Kinda makes me wonder what all stuff fell off???


----------



## spepi (Apr 12, 2010)

i was in Wells Maine for Memorial Day weekend, and we were driving around, and stopped at a store to buy some stuff. After we made our purchase, I brought the stuff to the truck, and my phone was sitting on the bumper in plain view....no one saw it....and for the last 2 hours we were out, I kept telling my wife, I dont have my phone, so hopefully the kids dont try to reach us...


----------



## Calvin&Hobbes (May 24, 2006)

Then there was the time I loaded the back of my truck with cardboard and other misc junk from the basement. Lashed it down, used bungees and a cargo net. By the time I got to the transfer station, about 1/4 of the cardboard was gone. Found it all on my way back home.

__
Image uploading. Refresh page to view


----------



## Nathan (Jan 2, 2007)

Calvin&Hobbes said:


> Then there was the time I loaded the back of my truck with cardboard and other misc junk from the basement. Lashed it down, used bungees and a cargo net. By the time I got to the transfer station, about 1/4 of the cardboard was gone. Found it all on my way back home.
> 
> __
> Image uploading. Refresh page to view


Apparently your mistake was not just setting it on the bumper....


----------



## Duanesz (Jul 10, 2009)

deanintemp said:


> Ahhh, yes...but put that pop in the hands of a teenager INSIDE the tow vehicle and it is sure to tip and spill all over...just sayin...

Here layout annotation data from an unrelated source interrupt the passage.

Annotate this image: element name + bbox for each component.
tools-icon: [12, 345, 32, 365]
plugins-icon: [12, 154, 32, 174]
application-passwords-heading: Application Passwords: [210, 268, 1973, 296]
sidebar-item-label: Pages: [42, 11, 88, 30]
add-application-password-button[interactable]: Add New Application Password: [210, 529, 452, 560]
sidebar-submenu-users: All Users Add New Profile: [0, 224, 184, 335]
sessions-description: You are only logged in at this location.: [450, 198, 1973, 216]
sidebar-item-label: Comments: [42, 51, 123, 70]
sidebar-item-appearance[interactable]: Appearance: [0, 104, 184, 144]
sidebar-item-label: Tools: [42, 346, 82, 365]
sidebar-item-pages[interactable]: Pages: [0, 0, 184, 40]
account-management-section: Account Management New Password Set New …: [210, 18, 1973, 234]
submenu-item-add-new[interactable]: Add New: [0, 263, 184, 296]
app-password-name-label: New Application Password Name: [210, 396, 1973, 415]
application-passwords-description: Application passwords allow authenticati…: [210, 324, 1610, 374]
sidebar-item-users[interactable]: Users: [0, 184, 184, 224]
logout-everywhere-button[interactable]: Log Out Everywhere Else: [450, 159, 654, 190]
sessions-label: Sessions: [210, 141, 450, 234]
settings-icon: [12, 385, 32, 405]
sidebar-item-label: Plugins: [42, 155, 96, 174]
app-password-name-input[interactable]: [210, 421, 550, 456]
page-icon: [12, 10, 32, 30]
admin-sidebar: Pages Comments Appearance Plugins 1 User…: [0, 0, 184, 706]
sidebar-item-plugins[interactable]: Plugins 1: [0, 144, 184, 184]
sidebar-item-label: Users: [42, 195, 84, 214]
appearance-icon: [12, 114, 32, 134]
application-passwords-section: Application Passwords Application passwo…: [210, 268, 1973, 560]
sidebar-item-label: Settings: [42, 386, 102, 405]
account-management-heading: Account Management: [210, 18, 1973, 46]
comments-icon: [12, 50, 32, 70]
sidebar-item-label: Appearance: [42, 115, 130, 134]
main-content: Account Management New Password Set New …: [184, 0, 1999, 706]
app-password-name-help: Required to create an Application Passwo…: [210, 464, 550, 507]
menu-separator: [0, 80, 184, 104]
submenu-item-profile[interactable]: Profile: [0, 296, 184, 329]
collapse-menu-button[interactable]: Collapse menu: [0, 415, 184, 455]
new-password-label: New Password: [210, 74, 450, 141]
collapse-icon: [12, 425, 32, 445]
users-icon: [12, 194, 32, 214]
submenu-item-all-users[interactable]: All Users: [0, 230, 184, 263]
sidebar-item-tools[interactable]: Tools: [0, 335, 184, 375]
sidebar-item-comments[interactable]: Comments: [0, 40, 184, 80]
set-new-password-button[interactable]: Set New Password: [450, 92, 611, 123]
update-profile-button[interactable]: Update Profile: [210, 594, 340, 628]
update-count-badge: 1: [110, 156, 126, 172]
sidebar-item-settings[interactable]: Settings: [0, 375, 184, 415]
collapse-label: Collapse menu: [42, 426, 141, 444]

Are your signature pictures from KOA in hocking hills?


----------



## Calvin&Hobbes (May 24, 2006)

Nathan said:


> Then there was the time I loaded the back of my truck with cardboard and other misc junk from the basement. Lashed it down, used bungees and a cargo net. By the time I got to the transfer station, about 1/4 of the cardboard was gone. Found it all on my way back home.
> 
> __
> Image uploading. Refresh page to view


Apparently your mistake was not just setting it on the bumper....








[/quote]








Exactly- or maybe I should have just layed the cardboard on the roof, I'd have been fine!


----------